Steelers-By-Position: TEs

Posted Feb 19, 2018

The trade for Vance McDonald brought the team a player they believe can be a No. 1 tight end.

Another in a position-by-position series in advance of the start of free agency on March 14.

Jesse James, Xavier Grimble, Vance McDonald, Jake McGee
(Free Agent Scorecard: None)

Jesse James has turned out to be a very nice addition as a former fifth-round draft pick from Penn State, but the fact the Steelers don’t view him as a No. 1 tight end became clear when the team swung a trade in late August with the San Francisco 49ers for Vance McDonald. The specifics of the deal were these: the Steelers acquired McDonald and a 2018 fifth-round draft pick from the 49ers in exchange for a 2018 fourth-round pick. The reason for the trade was revealed when Mike Tomlin said during the preseason the team’s existing group of tight ends were "not consistently varsity enough."
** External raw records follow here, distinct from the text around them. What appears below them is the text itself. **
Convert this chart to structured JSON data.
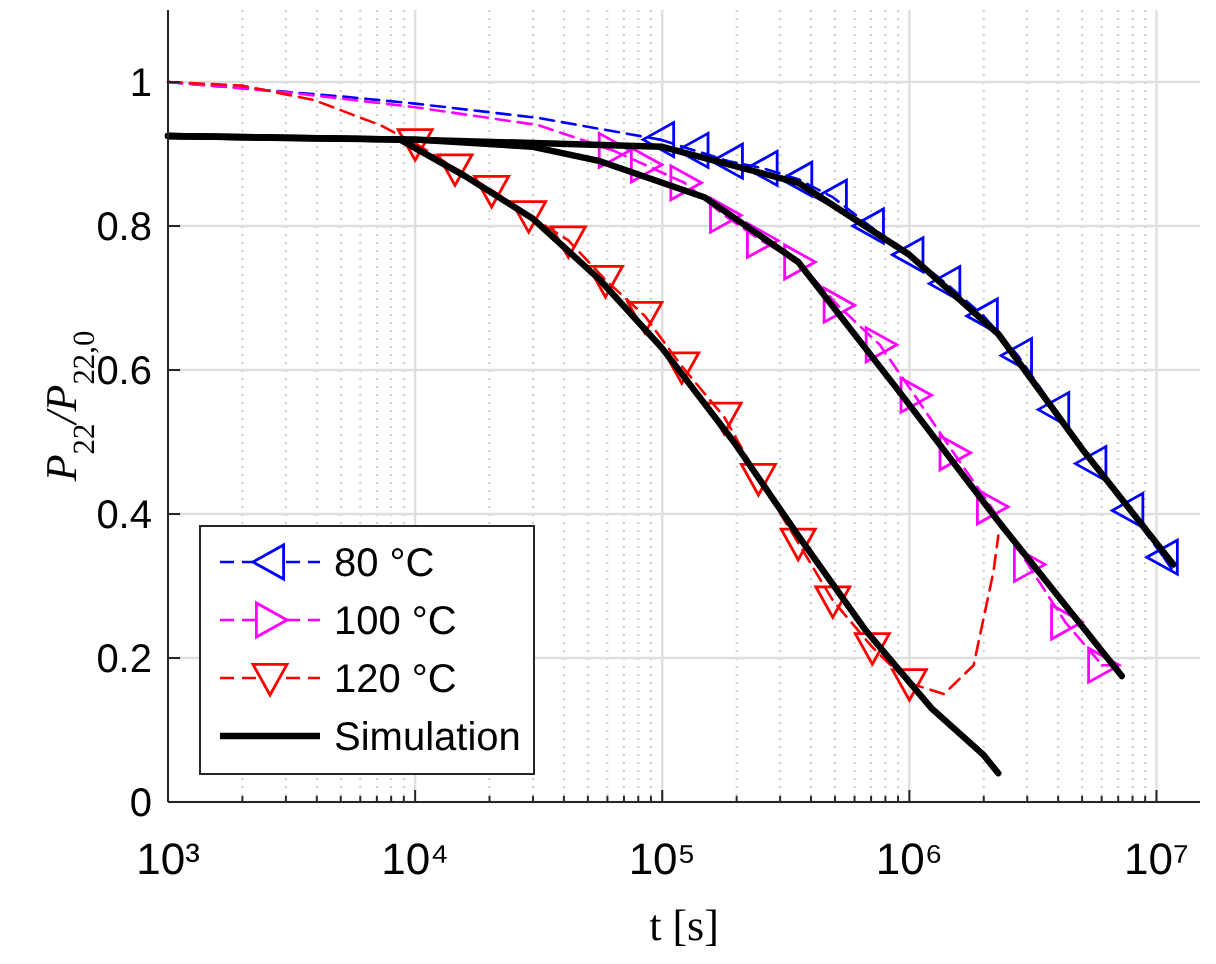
{
  "chart_data": {
    "type": "line",
    "xlabel": "t [s]",
    "ylabel": "P$_{22}$/P$_{22,0}$",
    "log": "x",
    "grid": true,
    "legend": "bottom left",
    "xlim": [
      1000,
      15000000
    ],
    "ylim": [
      0,
      1.1
    ],
    "xticks": [
      {
        "value": 1000,
        "label": "10³"
      },
      {
        "value": 10000,
        "label": "10⁴"
      },
      {
        "value": 100000,
        "label": "10⁵"
      },
      {
        "value": 1000000,
        "label": "10⁶"
      },
      {
        "value": 10000000,
        "label": "10⁷"
      }
    ],
    "yticks": [
      0,
      0.2,
      0.4,
      0.6,
      0.8,
      1
    ],
    "series": [
      {
        "color": "#0000ff",
        "line_style": "dashed",
        "marker": "none",
        "x": [
          1000,
          5000,
          10000,
          31600,
          98000
        ],
        "values": [
          1.0,
          0.98,
          0.97,
          0.95,
          0.92
        ]
      },
      {
        "name": "80 °C",
        "color": "#0000ff",
        "line_style": "dashed",
        "marker": "triangle-left",
        "x": [
          98000,
          135000,
          186000,
          257000,
          355000,
          490000,
          692000,
          1000000,
          1410000,
          2000000,
          2750000,
          3890000,
          5500000,
          7760000,
          10700000
        ],
        "values": [
          0.92,
          0.905,
          0.89,
          0.88,
          0.865,
          0.84,
          0.8,
          0.76,
          0.72,
          0.675,
          0.62,
          0.545,
          0.47,
          0.405,
          0.34
        ]
      },
      {
        "color": "#0000ff",
        "line_style": "dashed",
        "marker": "none",
        "x": [
          10700000,
          11700000
        ],
        "values": [
          0.34,
          0.32
        ]
      },
      {
        "color": "#ff00ff",
        "line_style": "dashed",
        "marker": "none",
        "x": [
          1000,
          3160,
          10000,
          31600,
          63100
        ],
        "values": [
          1.0,
          0.985,
          0.965,
          0.94,
          0.905
        ]
      },
      {
        "name": "100 °C",
        "color": "#ff00ff",
        "line_style": "dashed",
        "marker": "triangle-right",
        "x": [
          63100,
          85100,
          123000,
          178000,
          251000,
          355000,
          513000,
          759000,
          1050000,
          1510000,
          2140000,
          3020000,
          4270000,
          6030000
        ],
        "values": [
          0.905,
          0.885,
          0.86,
          0.815,
          0.78,
          0.75,
          0.69,
          0.635,
          0.565,
          0.485,
          0.41,
          0.33,
          0.25,
          0.19
        ]
      },
      {
        "color": "#ff00ff",
        "line_style": "dashed",
        "marker": "none",
        "x": [
          6030000,
          6610000
        ],
        "values": [
          0.19,
          0.19
        ]
      },
      {
        "color": "#ff0000",
        "line_style": "dashed",
        "marker": "none",
        "x": [
          1000,
          2000,
          3890,
          7240,
          10000
        ],
        "values": [
          1.0,
          0.995,
          0.975,
          0.94,
          0.915
        ]
      },
      {
        "name": "120 °C",
        "color": "#ff0000",
        "line_style": "dashed",
        "marker": "triangle-down",
        "x": [
          10000,
          14500,
          20400,
          28800,
          41700,
          58900,
          85100,
          120000,
          178000,
          245000,
          355000,
          490000,
          708000,
          1000000
        ],
        "values": [
          0.915,
          0.88,
          0.85,
          0.815,
          0.78,
          0.725,
          0.675,
          0.605,
          0.535,
          0.45,
          0.36,
          0.28,
          0.215,
          0.165
        ]
      },
      {
        "color": "#ff0000",
        "line_style": "dashed",
        "marker": "none",
        "x": [
          1000000,
          1380000,
          1820000,
          2190000,
          2290000
        ],
        "values": [
          0.165,
          0.15,
          0.19,
          0.32,
          0.37
        ]
      },
      {
        "name": "Simulation",
        "color": "#000000",
        "line_style": "solid",
        "marker": "none",
        "x": [
          1000,
          10000,
          100000,
          355000,
          1000000,
          2290000,
          5010000,
          11700000
        ],
        "values": [
          0.925,
          0.92,
          0.91,
          0.86,
          0.76,
          0.65,
          0.49,
          0.33
        ]
      },
      {
        "color": "#000000",
        "line_style": "solid",
        "marker": "none",
        "x": [
          1000,
          10000,
          30000,
          56000,
          148000,
          355000,
          910000,
          2290000,
          7240000
        ],
        "values": [
          0.925,
          0.92,
          0.91,
          0.89,
          0.84,
          0.75,
          0.57,
          0.39,
          0.175
        ]
      },
      {
        "color": "#000000",
        "line_style": "solid",
        "marker": "none",
        "x": [
          1000,
          3000,
          8700,
          15800,
          30000,
          56000,
          100000,
          195000,
          355000,
          660000,
          1230000,
          2000000,
          2290000
        ],
        "values": [
          0.925,
          0.922,
          0.92,
          0.87,
          0.81,
          0.725,
          0.63,
          0.5,
          0.37,
          0.24,
          0.13,
          0.065,
          0.04
        ]
      }
    ]
  }
}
McDonald – 6-foot-4, 267 pounds – brought size and athleticism, but he also was inactive for six games in 2017 because of injuries. He began to flash some of what had attracted the Steelers to him late in the regular season when he had four catches for 52 yards against the Ravens on Dec. 10 and then four catches for 52 yards against Houston on Christmas Day. But it was in the playoffs where McDonald had his best game – 10 catches for 112 yards – against the Jaguars in the Divisional Round. For the season, McDonald played in 10 games and finished with 14 catches for 188 yards (13.4 average) and one touchdown. He missed five games because of injury – four with an ankle injury and one with a shoulder injury.
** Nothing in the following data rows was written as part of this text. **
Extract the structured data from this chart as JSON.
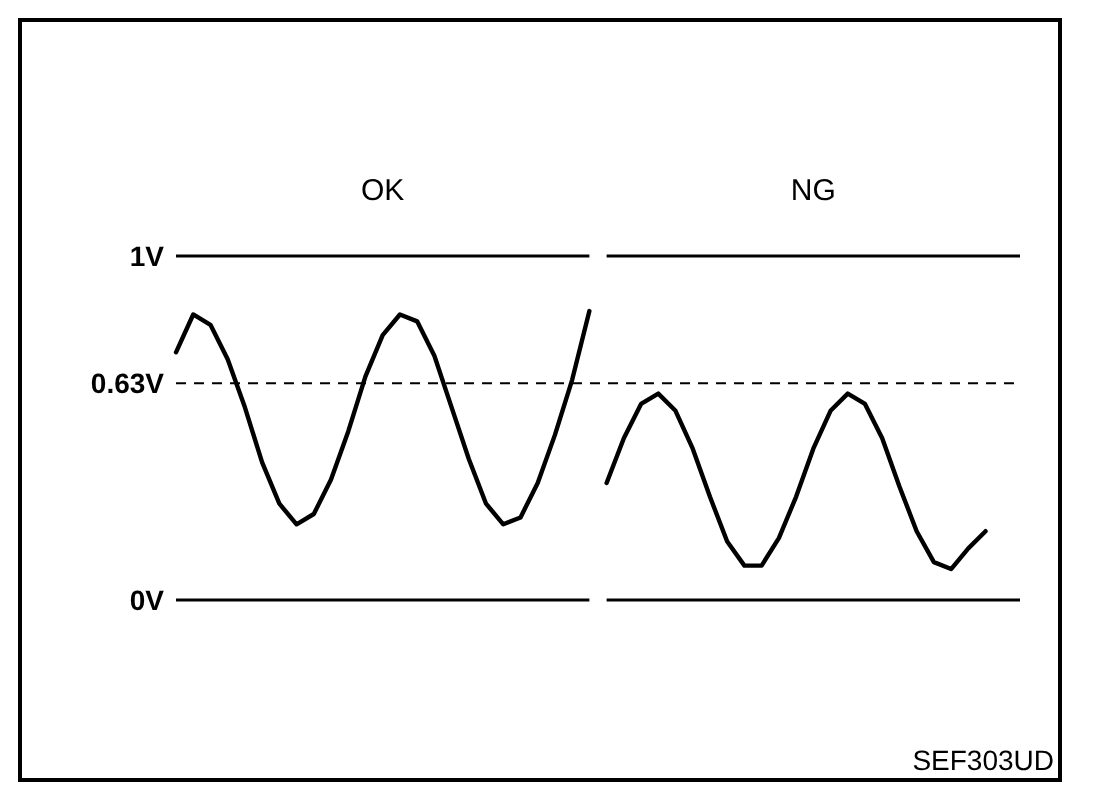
{
  "chart_data": {
    "type": "line",
    "categories": [
      null,
      null,
      null,
      null,
      null,
      null,
      null,
      null,
      null,
      null,
      null,
      null,
      null,
      null,
      null,
      null,
      null,
      null,
      null,
      null,
      null,
      null,
      null,
      null,
      null,
      null,
      null,
      null,
      null,
      null,
      null,
      null,
      null,
      null,
      null,
      null,
      null,
      null,
      null,
      null,
      null,
      null,
      null,
      null,
      null,
      null,
      null,
      null,
      null,
      null
    ],
    "series": [
      {
        "color": "#000000",
        "values": [
          0.72,
          0.83,
          0.8,
          0.7,
          0.56,
          0.4,
          0.28,
          0.22,
          0.25,
          0.35,
          0.49,
          0.65,
          0.77,
          0.83,
          0.81,
          0.71,
          0.56,
          0.41,
          0.28,
          0.22,
          0.24,
          0.34,
          0.48,
          0.64,
          0.84,
          null,
          null,
          null,
          null,
          null,
          null,
          null,
          null,
          null,
          null,
          null,
          null,
          null,
          null,
          null,
          null,
          null,
          null,
          null,
          null,
          null,
          null,
          null,
          null,
          null
        ]
      },
      {
        "color": "#000000",
        "values": [
          null,
          null,
          null,
          null,
          null,
          null,
          null,
          null,
          null,
          null,
          null,
          null,
          null,
          null,
          null,
          null,
          null,
          null,
          null,
          null,
          null,
          null,
          null,
          null,
          null,
          0.34,
          0.47,
          0.57,
          0.6,
          0.55,
          0.44,
          0.3,
          0.17,
          0.1,
          0.1,
          0.18,
          0.3,
          0.44,
          0.55,
          0.6,
          0.57,
          0.47,
          0.33,
          0.2,
          0.11,
          0.09,
          0.15,
          0.2,
          null,
          null
        ]
      }
    ],
    "ylim": [
      0,
      1
    ],
    "yticks": [
      {
        "value": 0,
        "label": "0V"
      },
      {
        "value": 0.63,
        "label": "0.63V"
      },
      {
        "value": 1,
        "label": "1V"
      }
    ],
    "grid": "y",
    "ref_lines": [
      {
        "axis": "y",
        "value": 0.63,
        "line_style": "dashed"
      }
    ],
    "marker": "none",
    "line_style": "solid",
    "annotations": [
      "OK",
      "NG",
      "SEF303UD"
    ]
  }
}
Jesse James’ third NFL season was his best statistically, with 43 catches for 372 yards (8.7 average) and three touchdowns, but to a large degree his season, as well as the team’s, will come to be remembered by one catch Al Riveron decided he didn’t make.

Since the 1970 NFL-AFL merger, Steelers tight ends have been voted to four Pro Bowls. Steelers placekickers have been voted to six.
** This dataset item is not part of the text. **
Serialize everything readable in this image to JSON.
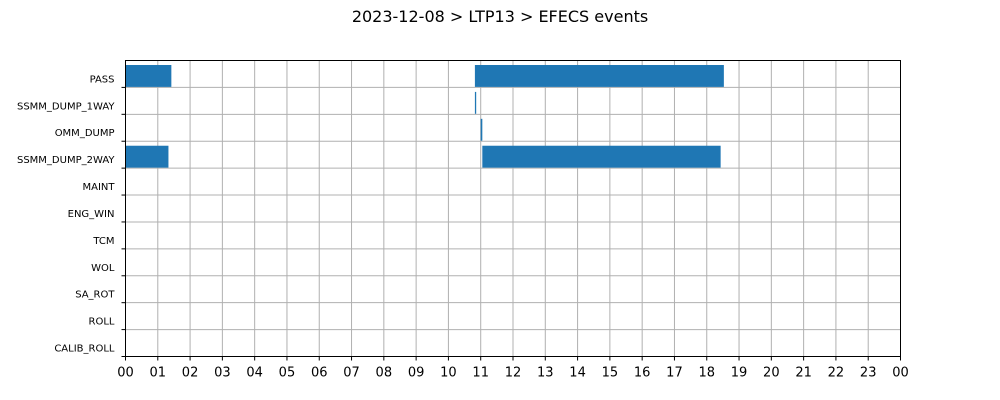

Before the trade for McDonald, the Steelers didn’t believe they had a No. 1 tight end on their roster, and that belief is what led them to make the trade with the 49ers. McDonald’s injury situation during the 2017 season is somewhat troubling, especially when the five games he missed with the Steelers because of injuries are added to the 16 he missed during his four seasons with the 49ers. According to published reports, McDonald’s cap hit will be $4.3 million in 2018 and $5.1 million in 2019, neither of which are ridiculous numbers for the No. 1 tight end, if that’s in fact what he turns out to be.

If McDonald lives up to expectations, that would allow James to settle into a role that’s more comfortable for him and it also would remove any urgency to use a premium pick in the upcoming draft on this position. While the Steelers remain intrigued by what McDonald can bring to the offense in 2018, which seemingly would remove any chance of moves made during free agency or in the early rounds of the draft to address the position, don’t discount the possibility there could be some change at the bottom of the depth chart. Jake McGee, who was signed after training camp started last summer after an injury to Scott Orndoff, was impressive as a blocker and spent 2017 on the team’s practice squad. There is a spot on the depth chart here for a player who is a kick-butt blocker, and McGee could turn out to be that guy.